As for the FDA, the agency needs more money to implement the Food Safety Modernization Act passed in December. The law, supported by food safety advocates and the food industry alike, would give FDA the power to order recalls of tainted food, among other authorities. However, FDA will be unable to reap the full benefits of the law without adequate resources. The House Appropriations Committee acknowledges that implementing the bill “would require an additional $1.4 billion,” but is cutting the agency’s budget nonetheless.

The cuts also mean that the economy will likely suffer. Food recalls and contamination scares cost producers, distributors, and retailers money. (That’s partially why many of them supported the Food Safety Modernization Act.) Foodborne illness hospitalizes 128,000 and kills 3,000 Americans every year.
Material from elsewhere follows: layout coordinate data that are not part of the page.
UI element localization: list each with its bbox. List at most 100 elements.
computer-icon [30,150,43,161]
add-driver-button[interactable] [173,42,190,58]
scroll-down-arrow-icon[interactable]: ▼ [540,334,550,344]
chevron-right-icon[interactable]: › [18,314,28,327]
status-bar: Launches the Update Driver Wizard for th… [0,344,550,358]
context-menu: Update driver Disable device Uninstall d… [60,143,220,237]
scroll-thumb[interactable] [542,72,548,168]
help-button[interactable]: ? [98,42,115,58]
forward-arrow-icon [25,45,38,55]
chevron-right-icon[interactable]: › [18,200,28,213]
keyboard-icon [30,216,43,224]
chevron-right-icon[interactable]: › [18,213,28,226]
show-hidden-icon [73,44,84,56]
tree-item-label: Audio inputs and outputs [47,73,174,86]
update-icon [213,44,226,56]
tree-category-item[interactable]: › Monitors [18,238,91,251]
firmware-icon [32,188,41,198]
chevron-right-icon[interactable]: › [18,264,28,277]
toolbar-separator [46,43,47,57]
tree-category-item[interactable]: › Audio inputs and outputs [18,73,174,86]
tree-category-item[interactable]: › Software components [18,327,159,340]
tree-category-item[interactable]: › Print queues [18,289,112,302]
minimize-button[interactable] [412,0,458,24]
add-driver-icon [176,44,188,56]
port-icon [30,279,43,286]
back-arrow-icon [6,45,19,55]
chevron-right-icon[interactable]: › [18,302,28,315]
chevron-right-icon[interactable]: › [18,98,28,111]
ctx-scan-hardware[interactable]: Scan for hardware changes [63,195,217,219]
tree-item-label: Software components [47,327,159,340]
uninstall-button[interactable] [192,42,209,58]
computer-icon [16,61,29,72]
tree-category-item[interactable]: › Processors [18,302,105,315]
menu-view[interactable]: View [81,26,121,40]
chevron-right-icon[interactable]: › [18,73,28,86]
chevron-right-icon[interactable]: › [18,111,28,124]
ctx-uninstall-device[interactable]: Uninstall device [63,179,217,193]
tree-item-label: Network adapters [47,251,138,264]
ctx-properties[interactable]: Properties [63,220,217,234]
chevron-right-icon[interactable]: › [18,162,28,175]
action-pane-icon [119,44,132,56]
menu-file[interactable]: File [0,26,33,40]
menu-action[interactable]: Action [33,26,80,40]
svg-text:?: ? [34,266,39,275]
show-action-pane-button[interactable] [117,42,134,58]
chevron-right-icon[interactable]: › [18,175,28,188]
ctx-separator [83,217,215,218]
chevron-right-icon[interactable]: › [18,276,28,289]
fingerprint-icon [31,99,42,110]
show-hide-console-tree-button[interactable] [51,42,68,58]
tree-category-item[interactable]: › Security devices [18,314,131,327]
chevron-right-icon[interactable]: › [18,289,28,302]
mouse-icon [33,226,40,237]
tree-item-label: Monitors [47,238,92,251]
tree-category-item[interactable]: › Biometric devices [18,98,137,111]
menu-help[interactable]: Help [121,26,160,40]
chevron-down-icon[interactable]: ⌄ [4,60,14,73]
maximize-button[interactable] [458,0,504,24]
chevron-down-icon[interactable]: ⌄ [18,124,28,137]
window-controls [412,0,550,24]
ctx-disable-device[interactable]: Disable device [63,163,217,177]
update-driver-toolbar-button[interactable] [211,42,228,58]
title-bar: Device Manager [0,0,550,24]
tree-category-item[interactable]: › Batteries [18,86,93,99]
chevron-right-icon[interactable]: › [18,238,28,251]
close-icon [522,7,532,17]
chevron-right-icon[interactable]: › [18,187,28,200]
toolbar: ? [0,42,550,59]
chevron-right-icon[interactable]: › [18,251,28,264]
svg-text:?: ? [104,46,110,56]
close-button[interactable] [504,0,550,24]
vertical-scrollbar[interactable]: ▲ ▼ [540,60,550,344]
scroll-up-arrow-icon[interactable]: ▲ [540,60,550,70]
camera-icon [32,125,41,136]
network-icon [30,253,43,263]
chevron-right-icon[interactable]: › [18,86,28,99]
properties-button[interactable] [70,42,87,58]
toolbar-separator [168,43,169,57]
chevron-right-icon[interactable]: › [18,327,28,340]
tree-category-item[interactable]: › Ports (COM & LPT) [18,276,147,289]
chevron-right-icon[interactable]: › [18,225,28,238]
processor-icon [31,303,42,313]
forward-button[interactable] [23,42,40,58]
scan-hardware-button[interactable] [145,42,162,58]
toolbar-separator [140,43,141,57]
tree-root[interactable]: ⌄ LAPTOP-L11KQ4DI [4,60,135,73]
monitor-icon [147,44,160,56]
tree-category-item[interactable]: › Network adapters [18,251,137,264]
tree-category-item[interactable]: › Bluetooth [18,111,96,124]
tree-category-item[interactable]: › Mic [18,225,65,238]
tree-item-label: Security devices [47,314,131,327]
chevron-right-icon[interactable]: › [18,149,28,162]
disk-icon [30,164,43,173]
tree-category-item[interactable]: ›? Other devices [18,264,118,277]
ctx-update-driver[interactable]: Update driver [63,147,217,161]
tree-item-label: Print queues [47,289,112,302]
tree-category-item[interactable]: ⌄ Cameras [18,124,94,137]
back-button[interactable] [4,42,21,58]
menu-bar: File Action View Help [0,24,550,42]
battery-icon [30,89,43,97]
And while the human toll is obviously the greatest concern, the economic costs – healthcare costs, lost productivity at work, etc. – are not insignificant.

The committee says it is cutting the USDA’s and FDA’s budget to address America’s “destructive spending pattern.” But regardless of your views on U.S. debt and deficit, cutting food safety spending is dangerously shortsighted. The cuts would only exacerbate the foodborne illness epidemic that affects thousands of Americans every year and would put businesses – especially the small businesses that cannot weather major recalls – at risk. If anything is destructive, it’s the House spending plan.